加藤友三郎は、広島藩士であった加藤七郎兵衛の三男として誕生します。

1884年に海軍兵学校を卒業すると、日清戦争では巡洋艦吉野の砲術長として従軍しました。

日露戦争では日本海海戦に参加しており、参謀長として勝利に貢献しています。

その後は海軍次官や呉鎮守府司令長官、第一艦隊司令長官などを歴任しました。

1915年に海軍大臣に就任すると、第二次大隈内閣・寺内正毅内閣・原敬内閣・高橋是清内閣において海軍大臣を務め続けました。



加藤友三郎の晩年

1921年に行われたワシントン会議には、日本を代表する全権委員として参加します。

ワシントン会議は第一世界大戦後にアメリカの呼びかけで開かれた軍縮会議で、9か国が参加しました。

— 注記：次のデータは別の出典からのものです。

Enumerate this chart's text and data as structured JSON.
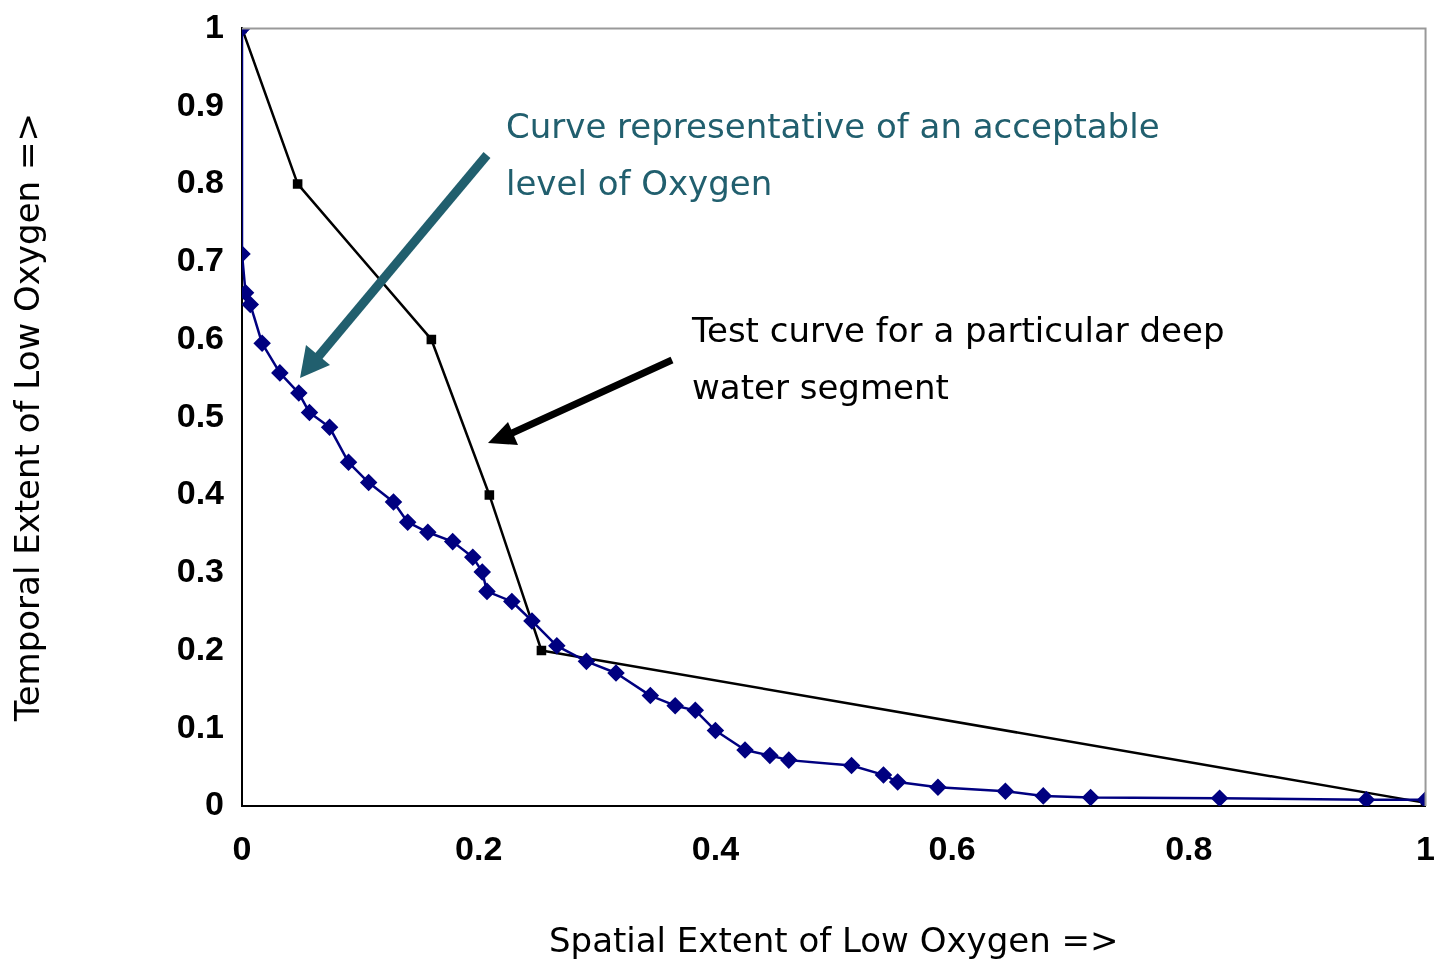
{
  "chart_data": {
    "type": "line",
    "xlabel": "Spatial Extent of Low Oxygen =>",
    "ylabel": "Temporal Extent of Low Oxygen =>",
    "xlim": [
      0,
      1
    ],
    "xticks": [
      0,
      0.2,
      0.4,
      0.6,
      0.8,
      1
    ],
    "ylim": [
      0,
      1
    ],
    "yticks": [
      0,
      0.1,
      0.2,
      0.3,
      0.4,
      0.5,
      0.6,
      0.7,
      0.8,
      0.9,
      1
    ],
    "grid": false,
    "legend": false,
    "line_style": "solid",
    "series": [
      {
        "color": "#000080",
        "marker": "diamond",
        "x": [
          0,
          0,
          0.003,
          0.007,
          0.017,
          0.032,
          0.048,
          0.057,
          0.074,
          0.09,
          0.107,
          0.128,
          0.14,
          0.157,
          0.178,
          0.195,
          0.203,
          0.207,
          0.228,
          0.245,
          0.266,
          0.291,
          0.316,
          0.345,
          0.366,
          0.383,
          0.4,
          0.425,
          0.446,
          0.462,
          0.515,
          0.542,
          0.554,
          0.588,
          0.645,
          0.677,
          0.717,
          0.826,
          0.95,
          1
        ],
        "values": [
          1,
          0.71,
          0.66,
          0.645,
          0.595,
          0.557,
          0.531,
          0.506,
          0.487,
          0.442,
          0.416,
          0.391,
          0.365,
          0.352,
          0.34,
          0.32,
          0.301,
          0.276,
          0.263,
          0.238,
          0.206,
          0.186,
          0.171,
          0.142,
          0.129,
          0.123,
          0.097,
          0.072,
          0.065,
          0.059,
          0.052,
          0.04,
          0.031,
          0.024,
          0.019,
          0.013,
          0.011,
          0.01,
          0.008,
          0.008
        ]
      },
      {
        "color": "#000000",
        "marker": "square",
        "x": [
          0,
          0.047,
          0.16,
          0.209,
          0.253,
          1
        ],
        "values": [
          1,
          0.8,
          0.6,
          0.4,
          0.2,
          0.004
        ]
      }
    ],
    "annotations": [
      "Curve representative of an acceptable level of Oxygen",
      "Test curve for a particular deep water segment"
    ]
  }
}
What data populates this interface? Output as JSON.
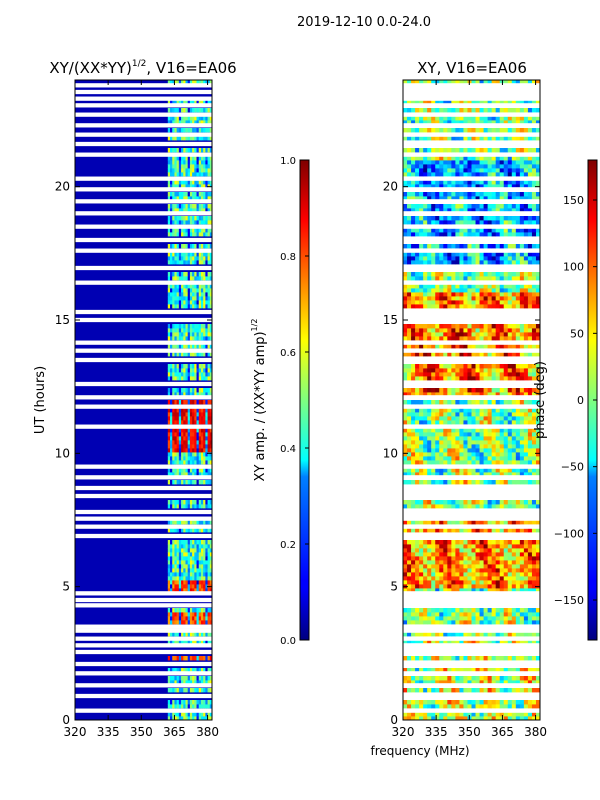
{
  "chart_data": [
    {
      "type": "heatmap",
      "figure_title": "2019-12-10 0.0-24.0",
      "title": "XY/(XX*YY)",
      "title_sup": "1/2",
      "title_suffix": ", V16=EA06",
      "xlabel": "",
      "ylabel": "UT (hours)",
      "xlim": [
        320,
        382
      ],
      "ylim": [
        0,
        24
      ],
      "x_ticks": [
        320,
        335,
        350,
        365,
        380
      ],
      "y_ticks": [
        0,
        5,
        10,
        15,
        20
      ],
      "colorbar": {
        "label": "XY amp. / (XX*YY amp)",
        "label_sup": "1/2",
        "range": [
          0.0,
          1.0
        ],
        "ticks": [
          "0.0",
          "0.2",
          "0.4",
          "0.6",
          "0.8",
          "1.0"
        ],
        "colormap": "jet"
      },
      "description_of_values": {
        "background_below_362MHz": 0.05,
        "band_362_382MHz_typical": 0.45,
        "band_peak_hours_10_12": 0.95,
        "band_peak_hours_5_and_3_5": 0.9
      }
    },
    {
      "type": "heatmap",
      "title": "XY, V16=EA06",
      "xlabel": "frequency (MHz)",
      "ylabel": "",
      "xlim": [
        320,
        382
      ],
      "ylim": [
        0,
        24
      ],
      "x_ticks": [
        320,
        335,
        350,
        365,
        380
      ],
      "y_ticks": [
        0,
        5,
        10,
        15,
        20
      ],
      "colorbar": {
        "label": "phase (deg)",
        "range": [
          -180,
          180
        ],
        "ticks": [
          "−150",
          "−100",
          "−50",
          "0",
          "50",
          "100",
          "150"
        ],
        "colormap": "jet"
      }
    }
  ],
  "flagged_rows_hours": [
    0.35,
    0.9,
    1.3,
    1.75,
    2.1,
    2.55,
    2.8,
    3.05,
    3.35,
    3.5,
    4.3,
    4.5,
    4.75,
    6.9,
    7.25,
    7.55,
    7.8,
    8.4,
    8.7,
    9.1,
    9.5,
    11.0,
    11.75,
    12.1,
    12.6,
    13.5,
    13.85,
    14.15,
    15.0,
    15.3,
    16.4,
    16.95,
    17.6,
    18.0,
    18.5,
    19.0,
    19.45,
    19.9,
    20.3,
    21.2,
    21.6,
    21.95,
    22.3,
    22.7,
    23.05,
    23.3,
    23.55,
    23.8
  ]
}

この際、加藤はアメリカ発案の軍縮案に積極的に賛成し、好戦国とみられていた日本のイメージを大きく変えています。

その姿勢は海外の記者からも高く評価されました。

そして1922年に、加藤は内閣総理大臣に就任します。

加藤は広島藩の出身ですが、薩摩藩と長州藩出身ではない軍人が首相となったのは加藤が初めてになります。

この時、海軍大臣も兼任していましたが、翌年には海軍大臣は辞任しています。

私生活では大変家族思いであったようで、孫と一緒に笑顔で写る写真も残されています。

海外からも孫に宛ててこまめに手紙を送ってもいました。



加藤友三郎の最期

加藤友三郎は、内閣総理大臣在任中の1923年8月に病によって亡くなります。

享年63でした。

死因は患っていた大腸がんで、悪化したため急逝してしまいました。

加藤友三郎の死について

加藤友三郎は、海軍でも酒豪として知られていました。

昔からお酒が大好きで、痩身の体に似合わぬ酒量で驚かれたといいます。

しかし、加藤が大腸がんで急逝した折には、その飲酒が原因となったのではないかと囁かれました。

実際、飲酒は大腸がんや食道がんに強い関連性があるとされ、飲酒量が増えると罹患するリスクが上がることが分かっています。

加藤友三郎の死後

加藤友三郎が急死した8日後、日本は関東大震災に見舞われます。

関東に甚大な被害をもたらした関東大震災では、政府の機関が集中する東京も大打撃を受けました。

それにより国家機能が麻痺してしまったといいます。

加藤の死により、内閣総理大臣不在でこの異常事態を迎えたことになります。

外務大臣であった内田康哉が、次の内閣が発足するまでの間臨時で震災対策の指揮を執りました。

まとめ

加藤友三郎は海軍軍人として功績を上げ、第21代内閣総理大臣に就任します。

在任中に大腸がんが悪化して、急逝しました。

享年63です。

加藤の死から8日後に関東大震災が発生し、日本は内閣総理大臣不在という異常事態の中で難局に対応することになりました。